Mackenstedt: Im Fokus steht die Beratung der Betroffen. Ein weiterer Schritt können Gespräche mit der Person sein, von der die Diskriminierung ausgeht. Wir konfrontieren sie mit ihrem Fehlverhalten und weisen darauf hin, welche Konsequenzen im Wiederholungsfall drohen.
Die Uni ist kein zahnloser Tiger: Je nach Schwere des Vorfalls und nach Häufigkeit stehen verschiedene Sanktionen zur Verfügung. Als letztes Mittel kann für Studierende der sogenannte „Ordnungsausschuss“ einberufen werden und sogar eine Exmatrikulation beschließen. Auch Beschäftigten haben mit Konsequenzen zu rechnen.
Konca: Natürlich geht es in unserer Arbeit in erster Linie darum, zu vermeiden, dass es überhaupt so weit kommt. Wir wollen durch breitgefächerte Maßnahmen das gute Miteinander und die Wertschätzung von Vielfalt auf dem Campus fördern und bei Schwierigkeiten Unterstützung bieten.

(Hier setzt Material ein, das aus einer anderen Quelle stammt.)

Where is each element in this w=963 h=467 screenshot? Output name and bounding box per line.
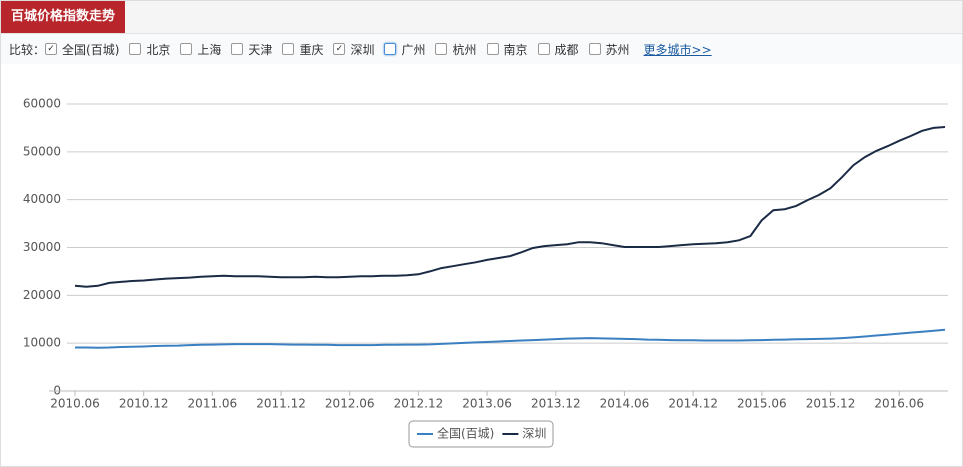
y-tick-label: 30000 [23,240,61,254]
option-label[interactable]: 上海 [197,42,222,57]
option[interactable]: ✓ 深圳 [333,41,374,58]
checkbox[interactable] [435,43,448,55]
option-label[interactable]: 成都 [554,42,579,57]
option-label[interactable]: 广州 [401,42,426,57]
option-label[interactable]: 重庆 [299,42,324,57]
y-tick-label: 20000 [23,288,61,302]
line [75,328,946,349]
option[interactable]: 上海 [180,41,221,58]
header: 百城价格指数走势 [1,1,962,34]
checkbox[interactable]: ✓ [45,43,58,55]
option[interactable]: 北京 [129,41,170,58]
title: 百城价格指数走势 [1,1,126,33]
legend-box [408,420,554,448]
y-tick-label: 60000 [23,97,61,111]
y-tick-label: 10000 [23,336,61,350]
x-tick-label: 2011.12 [256,397,306,411]
option-label[interactable]: 北京 [146,42,171,57]
option-label[interactable]: 杭州 [452,42,477,57]
y-tick-label: 40000 [23,192,61,206]
legend-label: 全国(百城) [437,426,494,441]
x-tick-label: 2013.06 [462,397,512,411]
chart: 01000020000300004000050000600002010.0620… [23,97,948,448]
x-tick-label: 2010.12 [119,397,169,411]
line [74,126,946,288]
x-tick-label: 2014.12 [668,397,718,411]
checkbox[interactable] [588,43,601,55]
x-tick-label: 2011.06 [188,397,238,411]
checkbox[interactable] [486,43,499,55]
x-tick-label: 2015.06 [737,397,787,411]
option[interactable]: 南京 [486,41,528,58]
x-tick-label: 2016.06 [874,397,924,411]
x-tick-label: 2012.06 [325,397,375,411]
checkbox[interactable] [129,43,142,55]
option[interactable]: 天津 [231,41,272,58]
compare-label: 比较： [9,42,46,57]
x-tick-label: 2012.12 [394,397,444,411]
option[interactable]: 广州 [384,41,425,58]
option-label[interactable]: 深圳 [350,42,375,57]
option[interactable]: 成都 [537,41,579,58]
more-link[interactable]: 更多城市>> [643,42,712,57]
option-label[interactable]: 天津 [248,42,273,57]
option-label[interactable]: 苏州 [605,42,630,57]
x-tick-label: 2015.12 [806,397,856,411]
option[interactable]: ✓ 全国(百城) [45,41,119,58]
checkbox[interactable] [231,43,244,55]
checkbox[interactable] [384,43,397,55]
compare-bar: 比较： ✓ 全国(百城) 北京 上海 天津 重庆 ✓ 深圳 广州 杭州 南京 成都 苏州 更多城市>> [1,34,962,64]
option[interactable]: 杭州 [435,41,477,58]
option-label[interactable]: 全国(百城) [62,42,120,57]
legend-label: 深圳 [522,427,546,441]
checkbox[interactable] [537,43,550,55]
x-tick-label: 2014.06 [600,397,650,411]
option[interactable]: 重庆 [282,41,323,58]
checkbox[interactable] [282,43,295,55]
y-tick-label: 50000 [23,144,61,158]
checkbox[interactable] [180,43,193,55]
option-label[interactable]: 南京 [503,42,528,57]
option[interactable]: 苏州 [588,41,630,58]
x-tick-label: 2010.06 [50,397,100,411]
checkbox[interactable]: ✓ [333,43,346,55]
x-tick-label: 2013.12 [531,397,581,411]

Um welche Maßnahmen geht es dabei zum Beispiel?
Mackenstedt: Wir beteiligen uns als eine der ersten Unis überhaupt an dem Pilot-Audit „Vielfaltsgerechte Hochschule“. Die erste Zertifizierung haben wir 2023 erhalten. Bis zur Re-Auditierung 2026 müssen wir ein festgelegtes Maßnahmenprogramm umsetzen.
Die ersten grünen Häkchen auf unserer ToDo-Liste können wir bereits setzen:
Beispielsweise hat die Uni eine neue Senatskommission für das Thema Diversität eigerichtet. Hier wird der strategische Rahmen für unser Diversity-Management gesetzt. Vertreten sind alle Statusgruppen von Studierenden bis zu den Profs. Die Leitung liegt beim Prorektor für Internationalisierung, Prof. Dr. Andreas Pyka.

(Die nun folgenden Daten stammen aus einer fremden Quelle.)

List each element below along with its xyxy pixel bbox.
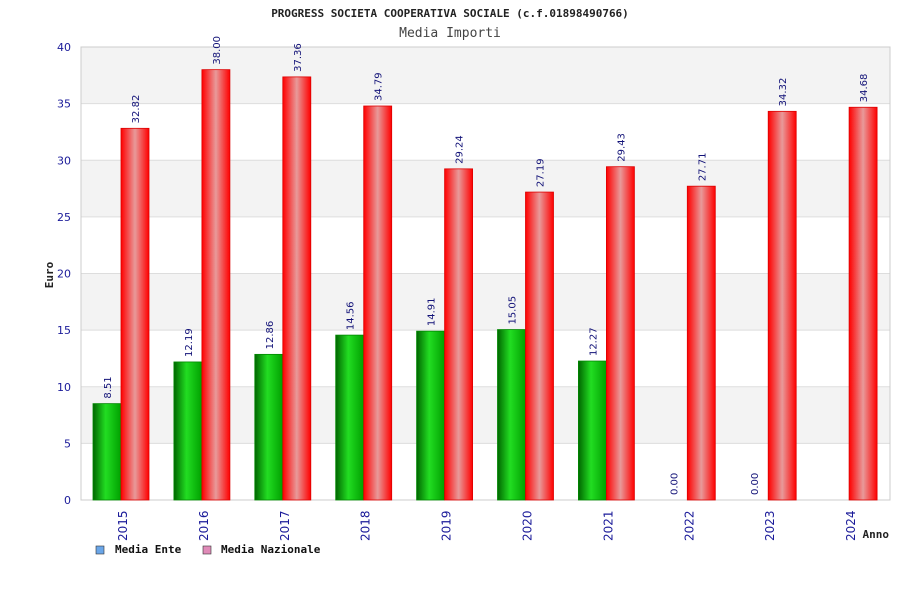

Alle Uni-Mitglieder sind eingeladen, sich mit Anliegen, Problemen oder Ideen rund um das Thema Diversität an die Kommission zu wenden.
Und was steht in nächster Zeit an?
Mackenstedt: Ein Projekt, das uns schon sehr lange beschäftigt, soll im Frühjahr 2025 zum Abschluss kommen: Ein neuer Raum der Stille wird in der Emil-Wolff-Straße 30 eröffnen.

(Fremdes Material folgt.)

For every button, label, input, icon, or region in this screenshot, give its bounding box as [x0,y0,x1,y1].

Der Raum wird gleichermaßen für Meditation, Gebet oder einfach als Rückzugsort für die stille Erholung zur Verfügung stehen. Die Gestaltung erfolgt zusammen mit dem Institut für Architektur und Gestaltung der Hochschule für Technik Stuttgart und orientiert sich an Nachhaltigkeitsgesichtspunkten.
Auch darüber hinaus haben wir alle Hände voll zu tun. Die große Bedeutung der Kommunikation habe ich ja bereits angesprochen: Wir wollen auf der Website einen Wegweiser Diversität etablieren, der dabei hilft, Anlaufstellen und Angebote besser zu finden. Im Zuge des Webrelaunch wird die Uni-Homepage auch möglichst barrierefrei gestaltet.
Konca: Außerdem wollen wir das Thema Diversität als festen Bestandteil des On-Boardings neuer Beschäftigter und Studierender etablieren. Wir wollen Schulungen zur Sensibilisierung von Führungskräften einführen, das Buddy-System für ausländische Studierende stärken und unsere Kooperation mit dem Verein Arbeiterkind e.V. intensivieren, um Studierende aus bildungsfernen Familien den Einstieg an der Universität zu erleichtern.
Es sind auch noch zahlreiche weitere Maßnahmen angedacht. Wir halten Studierende und Beschäftigte über unsere Aktivitäten auf dem Laufenden!
Wir werden berichten. Vielen Dank für das Gespräch!